10 May 2008

The Reville-led Counter-Reformation

If you pay the online tithe to Geraldine Kennedy you can see the latest offering from the Irish counter-reformation in the form of a letter to the Irish Times (under the title "Report on Stem Cell Research"). There are lot of impressive names at the bottom of said letter.

I wonder in what room they put this nonsense together? Smells very well organised. I betcha if you asked Opus Dei, they'd tell you they had nothing to do with it.

Would you believe them?

Leaving that aside, have you ever heard seen such bullshite published in a national newspaper before (excepting the musings of John Waters)?

Try just this: "Scientifically it is a fact that a new, unique, human individual comes into existence when the DNA from sperm and ovum come together at fertilisation." Well, your blogger's wife's an identical twin. Are her and her sister to be considered collectively a unique, human individual? On first consideration, this is quite an attractive prospect to a red-blooded Irish male like your blogger. I'd be married to both of them! But then, on second thoughts, since the other one's married too, they'd be bigamists, and poor Aggresso and his brother-in-law would both be cuckolds.

As for the fact that about two thirds of naturally produced zygotes die as part of the normal reproduction process, well that's hardly mentioned. Could that be because the letter writers are well aware that their stubborn "at conception" position would logically imply that medical science has an ethical responsibility to save such new, unique, human individuals? Where is all the medical work being done in catholic university hospitals, with catholic researchers selflessly and ceaselessly working on ways of preventing tiny, tiny, tiny humans from dying because of their inability to implant into the wall of the womb? Is this not a human disaster on a scale that dwarfs the terrible price of the western "culture of abortion"?

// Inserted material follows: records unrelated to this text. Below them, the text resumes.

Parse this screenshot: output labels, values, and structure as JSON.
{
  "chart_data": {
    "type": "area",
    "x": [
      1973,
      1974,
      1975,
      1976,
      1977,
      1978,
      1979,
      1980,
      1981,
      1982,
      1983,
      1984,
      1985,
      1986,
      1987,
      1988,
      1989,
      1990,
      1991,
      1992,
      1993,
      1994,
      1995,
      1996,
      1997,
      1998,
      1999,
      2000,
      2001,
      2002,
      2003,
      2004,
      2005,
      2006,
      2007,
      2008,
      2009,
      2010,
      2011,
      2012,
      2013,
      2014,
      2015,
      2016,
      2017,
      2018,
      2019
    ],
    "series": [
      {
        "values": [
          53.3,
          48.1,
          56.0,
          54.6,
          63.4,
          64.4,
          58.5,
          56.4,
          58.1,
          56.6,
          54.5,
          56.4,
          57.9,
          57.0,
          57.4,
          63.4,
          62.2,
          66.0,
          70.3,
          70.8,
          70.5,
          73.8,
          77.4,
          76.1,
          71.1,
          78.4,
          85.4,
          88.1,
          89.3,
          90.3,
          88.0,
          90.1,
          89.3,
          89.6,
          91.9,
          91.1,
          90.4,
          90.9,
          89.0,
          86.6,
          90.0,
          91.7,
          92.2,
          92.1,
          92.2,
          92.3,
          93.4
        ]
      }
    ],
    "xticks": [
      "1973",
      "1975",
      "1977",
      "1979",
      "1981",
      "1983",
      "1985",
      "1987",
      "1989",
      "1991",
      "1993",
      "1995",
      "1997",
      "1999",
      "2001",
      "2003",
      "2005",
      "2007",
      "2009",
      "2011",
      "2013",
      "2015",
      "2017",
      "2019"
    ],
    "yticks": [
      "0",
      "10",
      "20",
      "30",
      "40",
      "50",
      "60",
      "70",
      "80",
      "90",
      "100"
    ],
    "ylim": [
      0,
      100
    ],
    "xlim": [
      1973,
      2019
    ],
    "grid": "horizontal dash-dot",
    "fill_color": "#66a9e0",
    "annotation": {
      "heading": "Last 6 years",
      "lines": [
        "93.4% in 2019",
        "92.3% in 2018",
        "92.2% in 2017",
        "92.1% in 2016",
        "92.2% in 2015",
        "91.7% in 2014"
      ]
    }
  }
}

Well, no it's not. And it's not so, not because the processes involved in a zygotes failure to implant are 'natural' (children dying of smallpox is also natural), but because a zygote quite simply and clearly doesn't have the same status as either a new-born baby or my wife.

These absurdities are not resolved by simply denying their existence: "Neither the fact that many embryos die, nor that twinning can occur, changes the fact that destroying IVF embryos is destroying the lives of human individuals." Perhaps not -- maybe you can after all deal with the many objections to considering a zygote a human being. But you need an argument. A denial is not a refutation.

Now these people are clearly well-educated enough to know all this, and also know enough to be aware that there is no magical moment of conception (the process takes quite some time). The only reasonable conclusion to come to is that they are, of course and as usual, being disingenuous (a term generally used as a euphemism to indicate a desire on the part of the speaker to use harder words).

But the hottest quote your blogger can find in the letter is this: "The issue of the rights of embryos is often portrayed as a religious one, but our position is based on scientific principles and concern for fundamental human rights, not on religious dogma." Which scientific principles, they don't say. How their view can be described as scientific, they don't say either.

Perhaps they mean the position outlined by William Reville a few days ago in his "Under the microscope" column (available, again, only if you pay the Times Tithe), which turns out to be more of the same sort of claptrap.

What is clear from the latest flurry of catholic-inspired controversy is that this "at conception" stuff, while not quite as dishonest and crass as intelligent design, is not far off.

For a more detailed critique of Reville's view, have a look my post here.

1 comment:

3Finker said...

Thanks for highlighting this, i rarely get time for buying daily paper and refuse on principle to pay for online news. They are clearly taking a page out of the ID 'book of revelation' - dress up their religious piety with just enough scientific jargon to fool people without the requisite educational background. What chance do we really have for an informed debate with special interest groups using these methods.